De klager beschouwt de aanpak van de nieuwsdienst als deontologisch onverantwoord en stelt tevens een vermoeden van partijdigheid en van een uitgesproken antikatholieke instelling vast. Meer bepaald de passage waarin wordt verwezen naar voormalig bisschop R. Vangheluwe wordt als discriminerend en denigrerend ten aanzien van de Rooms-katholieke Kerk en haar leden ervaren.

De Kamer wijst erop dat VRT autonoom haar programma-aanbod en uitzendschema vaststelt en beschikt over de journalistieke vrijheid en onafhankelijkheid om zelf journalistieke keuzes te maken met betrekking tot de programma’s die ze uitzendt. Deze vrijheid is weliswaar niet onbegrensd. Artikel 39 van het Mediadecreet, dat een discriminatieverbod en een onpartijdigheidsplicht bevat, waarover de Kamer bevoegd is uitspraak te doen, vormt een inperking van deze autonomie en vrijheid. Bij het toezicht op de naleving van artikel 39 van het Mediadecreet gaat de Kamer na of de gemaakte keuzes op een redelijke en objectieve manier journalistiek en inhoudelijk kunnen worden verantwoord, zonder zich evenwel in de plaats van VRT te stellen.

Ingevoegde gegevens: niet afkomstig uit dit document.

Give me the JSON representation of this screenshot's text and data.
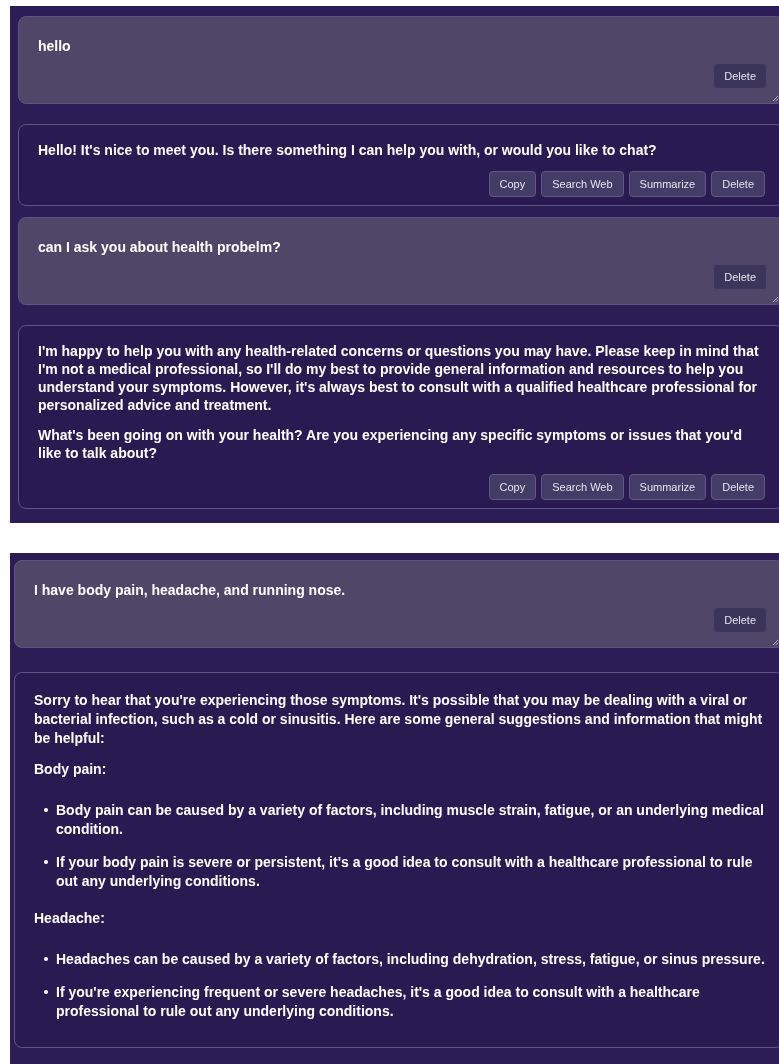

De Kamer verduidelijkt dat het feit dat dergelijke uitzending door een groep kijkers als denigrerend of schokkend kan worden ervaren, niet volstaat om dat programmaonderdeel als ontoelaatbaar te beschouwen en vast te stellen dat het op discriminerende wijze inbreuk maakt op het recht van eenieder om vrij een godsdienst te kiezen of te belijden. “Niet elk beeld, niet elk woord op radio en televisie, waarvan de strekking kan worden opgevat als strijdig met een levensbeschouwing [levert] een discriminatie [op] in de programmaopbouw in de zin van [artikel 39, eerste lid, van het Mediadecreet].” (RvS 15 juni 2006, nr. 160.106, p. 13).

De Kamer stelt vast dat de gewraakte reportage niet eenzijdig is, maar daarentegen evenwichtig is opgebouwd en niet getuigt van enig opzet tot discriminatie van de Rooms-katholieke godsdienst noch van een gebrek aan onpartijdige behandeling, te meer omdat seksueel misbruik van minderjarigen geen alleenstaand geval betreft binnen de Rooms-katholieke Kerk.

De klacht wordt ongegrond verklaard.